Learn about Life in the 1920s

Making a Garden Attractive to Bees

In the Old World the so-called bee gardens are common. There is much interest in bringing together the plants which are attractive to the honeybees. There is a very long list of plants which are important sources of nectar, but many of those which are most copious in their yield of sweets are undesirable in other ways. Some are noxious weeds and are hardly to be included in a cultivated garden.


The gardener who is also a beekeeper will often wish to include as many things as possible which will provide pasture for his bees, even though the area be insufficient to make a great deal of difference in the amount of honey secured. The greater part of the surplus honey which goes to market in the Northeastern States comes from cultivated crops. This is also true in the Middle West and the Rocky Mountain region. The Clovers are the source of a large portion of the total crop. Alsike Clover, White Dutch Clover, Sweet-clover (Melilotus), Alfalfa and Crimson Clover are all important farm crops which yield honey. Buckwheat also yields nectar freely in the region of the Great Lakes.


Among the weeds which add something to the wealth of the bees may be mentioned Dandelion, Sow Thistle, Canada Thistle, Mustard and Milkweed. In some cases the Milkweeds may well be included in the ornamental garden, but the others are hardly to be encouraged anywhere.

The reason that most of our honey comes from farm crops and weeds rather than from gardens, is because these plants are present in so much greater numbers.
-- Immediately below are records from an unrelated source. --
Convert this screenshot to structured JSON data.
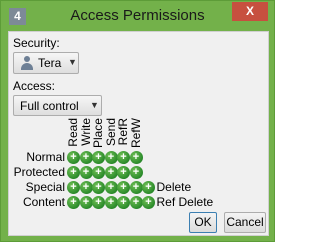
{
  "window": {
    "title": "Access Permissions",
    "app_icon_text": "4",
    "close_glyph": "X"
  },
  "security": {
    "label": "Security:",
    "selected": "Tera"
  },
  "access": {
    "label": "Access:",
    "selected": "Full control"
  },
  "permissions": {
    "columns": [
      "Read",
      "Write",
      "Place",
      "Send",
      "RefR",
      "RefW"
    ],
    "rows": [
      {
        "label": "Normal",
        "count": 6,
        "extra": ""
      },
      {
        "label": "Protected",
        "count": 6,
        "extra": ""
      },
      {
        "label": "Special",
        "count": 7,
        "extra": "Delete"
      },
      {
        "label": "Content",
        "count": 7,
        "extra": "Ref Delete"
      }
    ],
    "checkbox_glyph": "+"
  },
  "buttons": {
    "ok": "OK",
    "cancel": "Cancel"
  },
  "colors": {
    "frame": "#73b14a",
    "close": "#c7503f",
    "checkbox": "#2a8a2a"
  }
}
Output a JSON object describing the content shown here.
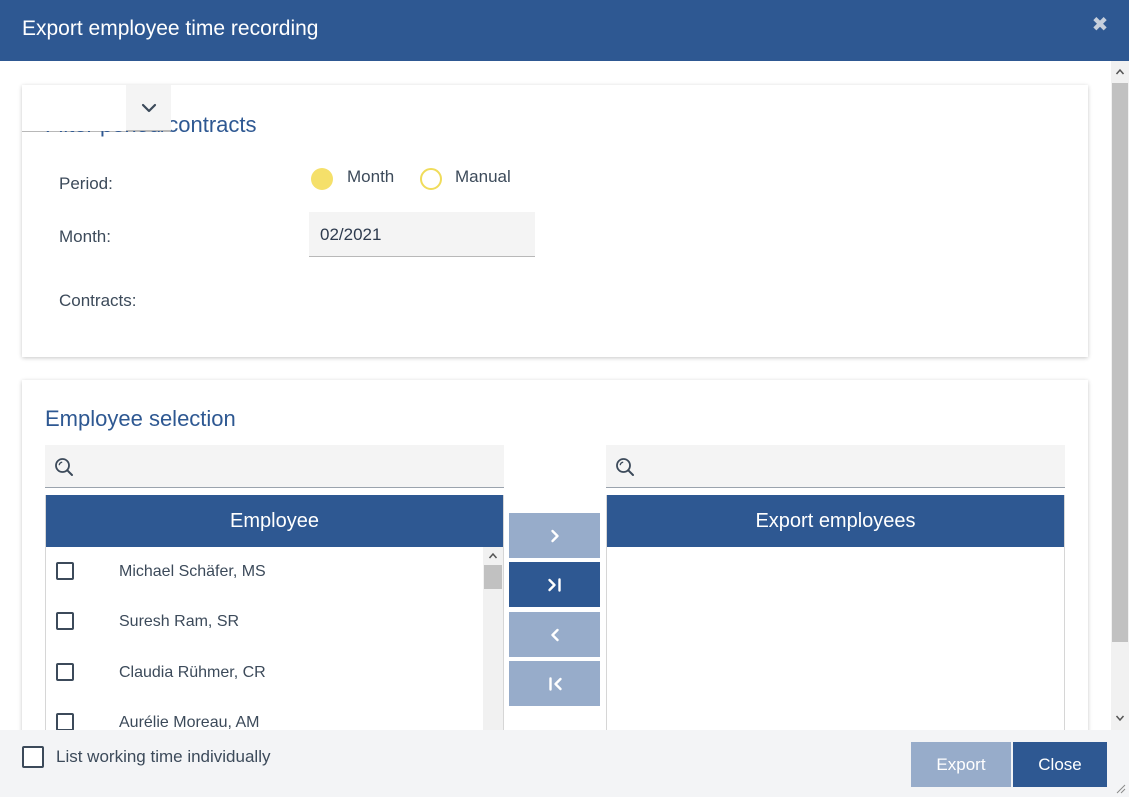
{
  "dialog": {
    "title": "Export employee time recording",
    "close_icon": "close-icon"
  },
  "filter": {
    "section_title": "Filter period/contracts",
    "period_label": "Period:",
    "period_options": [
      {
        "label": "Month",
        "selected": true
      },
      {
        "label": "Manual",
        "selected": false
      }
    ],
    "month_label": "Month:",
    "month_value": "02/2021",
    "contracts_label": "Contracts:",
    "contracts_value": ""
  },
  "employee_selection": {
    "section_title": "Employee selection",
    "left_search_placeholder": "",
    "right_search_placeholder": "",
    "left_header": "Employee",
    "right_header": "Export employees",
    "employees": [
      {
        "name": "Michael Schäfer, MS",
        "checked": false
      },
      {
        "name": "Suresh Ram, SR",
        "checked": false
      },
      {
        "name": "Claudia Rühmer, CR",
        "checked": false
      },
      {
        "name": "Aurélie Moreau, AM",
        "checked": false
      }
    ],
    "export_employees": [],
    "move_buttons": [
      {
        "icon": "chevron-right-icon",
        "enabled": false
      },
      {
        "icon": "move-all-right-icon",
        "enabled": true
      },
      {
        "icon": "chevron-left-icon",
        "enabled": false
      },
      {
        "icon": "move-all-left-icon",
        "enabled": false
      }
    ]
  },
  "footer": {
    "list_individually_label": "List working time individually",
    "list_individually_checked": false,
    "export_button": "Export",
    "close_button": "Close"
  },
  "colors": {
    "primary": "#2e5892",
    "primary_disabled": "#97acca",
    "radio_accent": "#f5e06a"
  }
}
Whole fields of Clover or Buckwheat offer unlimited pasture for the bees. However, the period of bloom for any one plant is usually short and it is desirable to have something for the bees during the entire season. Even though our gardens are too small to offer a large amount of pasture, they may be of substantial help during periods when no major honey plant is yielding. At such times the scattering flowers of many kinds are eagerly sought.


Some of the garden flowers are very rich in nectar. Catnip, which has escaped from the old-fashioned herb gardens and become widely naturalized, is an example. Borage, Chicory and Lavender are other good honey plants of similar origin. Horehound and Motherwort also came from abroad, but although good sources of honey, they are too much inclined to spread as weeds to be desirable to include in the bee garden. Rosemary is a famous bee plant.

Here and there we find someone who revives an old-fashioned herb garden, and a surprising number of the plants included are attractive to the bees. Majoram and Hounds-tongue are bee plants which would be included in such a garden. Nearly all the Mints are good for honey.

Among the purely ornamental flowering plants the Mignonette has received much attention as a bee plant. Much space has been given it in the bee papers and large plots have been planted for the bees. Mere mention of all the important ones would take more space than is here available. Cleome, Globethistle, Thoroughwort, Bachelor Button, Heather, Goldenrod, Giant Hyssop, Gaillardia, Buddleia, Heliotrope, and a host of others from the Scilla, which blooms as soon as the frost is out, to the Dahlia late in Autumn.


In passing the vegetable garden, let us mention Asparagus, Melons, Pumpkin, Squash, Cucumber, Onion, Celery and Parsnip, among those which yield nectar freely.


Among our Northern trees, we must include Linden, Buckeye, Catalpa, Tuliptree, Black Locust and the Maples, all of which are valuable sources of nectar. In warmer places we add Holly, Mango, Orange and other citrus trees, Peppertree and Eucalyptus.

The list of shrubs is a long one. Among them we may select the Indian-currant, Snowberry, the Buckthorns, Barberries, Button-bush, Pea-tree, Cotoneasters, Sumacs and Privets.

Then we must not overlook the many good honey plants among the vines, especially the various species of Ivy. Nearly all the species of Hedera and Ampelopsis are rich in nectar and are swarming with bees during their period of bloom.

In closing, it should be pointed out that the environment in which a plant grows has a great influence upon the nectar which it yields. Some plants are abundant in their nectar flow under some conditions, while yielding very little under others. One must not be surprised if some famous honey plants prove disappointing in a particular garden.